On that occasion I saw the burned woman. She had on a short Persian lamb coat, pants, and military boots, and she was explaining something to an older man. We were all on our way to Glázner’s, on Szent István Boulevard.
This sort of thing happened often in those days, and nobody seemed bothered by having to walk to another store. It was not advisable to stay too long in one place anyway. Sometimes one heard, without any official announcement, that something valuable was still available elsewhere in the city, and then an anxious, smaller crowd would start toward a new uncertainty. No one complained. One couldn’t predict anything anyway, not even whether things would be safer or more uncertain somewhere else. There was no future; all that we had was the present moment. One surrendered to necessity, which made one anxious, but moving on to other places gave one some safety. At times it turned out that because of fighting on the streets one could not reach the desired destination, not even in roundabout ways; at other times the goal was reached but the store had closed, or had never opened, or perhaps had been blown to bits in the meantime.
Yet, somehow, something worthwhile always presented itself. And driven by the hope of this something, everyone worked out a strategy.
Everyone seemed to know which way to go and which way not to go.

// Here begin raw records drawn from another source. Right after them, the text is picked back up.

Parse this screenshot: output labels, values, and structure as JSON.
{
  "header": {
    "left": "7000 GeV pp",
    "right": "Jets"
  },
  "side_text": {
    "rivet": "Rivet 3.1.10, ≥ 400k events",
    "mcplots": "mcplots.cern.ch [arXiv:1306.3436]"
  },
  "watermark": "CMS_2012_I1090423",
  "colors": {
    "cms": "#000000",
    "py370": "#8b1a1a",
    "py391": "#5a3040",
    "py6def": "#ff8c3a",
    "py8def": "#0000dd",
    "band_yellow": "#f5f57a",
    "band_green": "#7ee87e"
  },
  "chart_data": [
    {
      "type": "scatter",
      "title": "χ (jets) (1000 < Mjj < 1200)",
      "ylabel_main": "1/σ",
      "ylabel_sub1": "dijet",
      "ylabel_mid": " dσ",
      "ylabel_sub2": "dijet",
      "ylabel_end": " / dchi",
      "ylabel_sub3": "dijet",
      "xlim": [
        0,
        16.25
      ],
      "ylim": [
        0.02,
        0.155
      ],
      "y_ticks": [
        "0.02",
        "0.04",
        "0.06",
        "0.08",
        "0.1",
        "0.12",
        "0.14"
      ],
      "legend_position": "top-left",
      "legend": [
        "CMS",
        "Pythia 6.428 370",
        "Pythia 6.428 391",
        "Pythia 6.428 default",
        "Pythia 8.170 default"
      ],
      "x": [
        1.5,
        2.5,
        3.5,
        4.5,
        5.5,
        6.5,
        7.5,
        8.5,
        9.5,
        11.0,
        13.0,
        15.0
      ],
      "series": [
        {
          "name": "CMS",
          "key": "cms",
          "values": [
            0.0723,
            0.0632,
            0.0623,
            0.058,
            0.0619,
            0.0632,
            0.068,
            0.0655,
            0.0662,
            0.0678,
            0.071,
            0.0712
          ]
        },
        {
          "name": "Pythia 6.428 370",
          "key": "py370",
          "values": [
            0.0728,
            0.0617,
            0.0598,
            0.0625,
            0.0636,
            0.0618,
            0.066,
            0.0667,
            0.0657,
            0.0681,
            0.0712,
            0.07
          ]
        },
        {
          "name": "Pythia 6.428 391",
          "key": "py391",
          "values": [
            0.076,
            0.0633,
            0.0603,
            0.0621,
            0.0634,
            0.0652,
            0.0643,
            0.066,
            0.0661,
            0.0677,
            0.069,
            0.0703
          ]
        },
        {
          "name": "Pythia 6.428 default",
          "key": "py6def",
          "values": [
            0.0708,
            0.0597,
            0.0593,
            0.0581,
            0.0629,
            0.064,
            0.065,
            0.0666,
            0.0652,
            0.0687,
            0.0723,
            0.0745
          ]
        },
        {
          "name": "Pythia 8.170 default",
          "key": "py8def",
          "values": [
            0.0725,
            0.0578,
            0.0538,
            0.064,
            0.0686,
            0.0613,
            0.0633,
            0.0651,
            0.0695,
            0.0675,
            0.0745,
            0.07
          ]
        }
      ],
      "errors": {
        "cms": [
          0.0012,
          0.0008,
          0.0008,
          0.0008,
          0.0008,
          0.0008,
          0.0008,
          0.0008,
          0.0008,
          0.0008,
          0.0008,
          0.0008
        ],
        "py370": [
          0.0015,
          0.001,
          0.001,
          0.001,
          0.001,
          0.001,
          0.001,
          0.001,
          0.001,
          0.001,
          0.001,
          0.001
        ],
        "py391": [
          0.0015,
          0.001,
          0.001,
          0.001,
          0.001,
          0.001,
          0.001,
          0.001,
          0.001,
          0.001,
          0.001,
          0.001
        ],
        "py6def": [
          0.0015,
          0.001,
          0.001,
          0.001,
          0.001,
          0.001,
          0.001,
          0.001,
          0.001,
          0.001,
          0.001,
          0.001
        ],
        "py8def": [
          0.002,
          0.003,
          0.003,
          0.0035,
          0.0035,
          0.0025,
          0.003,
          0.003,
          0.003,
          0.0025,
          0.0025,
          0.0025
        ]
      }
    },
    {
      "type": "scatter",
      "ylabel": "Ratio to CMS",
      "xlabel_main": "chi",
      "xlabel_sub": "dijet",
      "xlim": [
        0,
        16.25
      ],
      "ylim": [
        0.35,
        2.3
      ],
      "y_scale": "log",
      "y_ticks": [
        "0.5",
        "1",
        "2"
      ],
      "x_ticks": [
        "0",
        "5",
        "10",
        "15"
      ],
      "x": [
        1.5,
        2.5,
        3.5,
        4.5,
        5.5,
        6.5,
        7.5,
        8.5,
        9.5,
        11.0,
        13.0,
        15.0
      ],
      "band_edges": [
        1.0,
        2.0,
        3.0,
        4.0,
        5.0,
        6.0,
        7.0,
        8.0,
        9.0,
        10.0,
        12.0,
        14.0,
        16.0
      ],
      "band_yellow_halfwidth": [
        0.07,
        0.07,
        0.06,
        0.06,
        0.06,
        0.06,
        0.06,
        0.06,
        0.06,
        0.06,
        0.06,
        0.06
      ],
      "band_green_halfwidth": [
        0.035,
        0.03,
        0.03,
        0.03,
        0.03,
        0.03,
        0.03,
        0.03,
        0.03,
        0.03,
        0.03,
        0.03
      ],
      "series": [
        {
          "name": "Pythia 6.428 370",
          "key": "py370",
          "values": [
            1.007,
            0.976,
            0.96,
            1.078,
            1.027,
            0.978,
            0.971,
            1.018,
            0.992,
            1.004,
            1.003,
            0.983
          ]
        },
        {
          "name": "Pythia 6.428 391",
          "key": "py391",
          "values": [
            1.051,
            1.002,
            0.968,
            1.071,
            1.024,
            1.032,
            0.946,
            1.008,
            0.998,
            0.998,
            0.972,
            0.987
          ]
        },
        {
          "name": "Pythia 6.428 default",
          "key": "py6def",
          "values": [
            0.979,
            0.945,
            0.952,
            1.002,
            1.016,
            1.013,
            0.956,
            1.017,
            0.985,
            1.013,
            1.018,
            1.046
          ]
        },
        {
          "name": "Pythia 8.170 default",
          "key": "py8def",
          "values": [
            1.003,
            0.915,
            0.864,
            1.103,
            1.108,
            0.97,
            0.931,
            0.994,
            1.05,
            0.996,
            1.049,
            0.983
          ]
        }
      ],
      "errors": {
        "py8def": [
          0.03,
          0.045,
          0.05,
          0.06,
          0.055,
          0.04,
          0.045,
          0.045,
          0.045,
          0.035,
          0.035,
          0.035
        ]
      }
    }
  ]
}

It was no good to detach oneself completely from the crowd, because that kept one from benefiting from the flow of information, yet too many people all together was also dangerous. Everything was in constant flux. One shuttled back and forth between swelling and thinning groups. It was no easier during the day than in the dark, foggy dawn. Early dawn already had a wintry edge, though an autumnal smell remained. It appeared as if everyone followed their own noses, yet everyone watched closely where others were heading; maybe they knew something. And because of this strange feeling, which in peacetime usually divides a populace, people bunched together. Of course, this was not so good either. Because one guessed that maybe no one knew more or better than the others, were only talking through their hats, and it would be best to continue on alone. For a short time one might be armed with some actual information, or at least knew that others had a different view on the same permanent uncertainty yet were talking nonsense. But alone, one could not decide, for example, whether to cross a square or playground or to try a completely different route.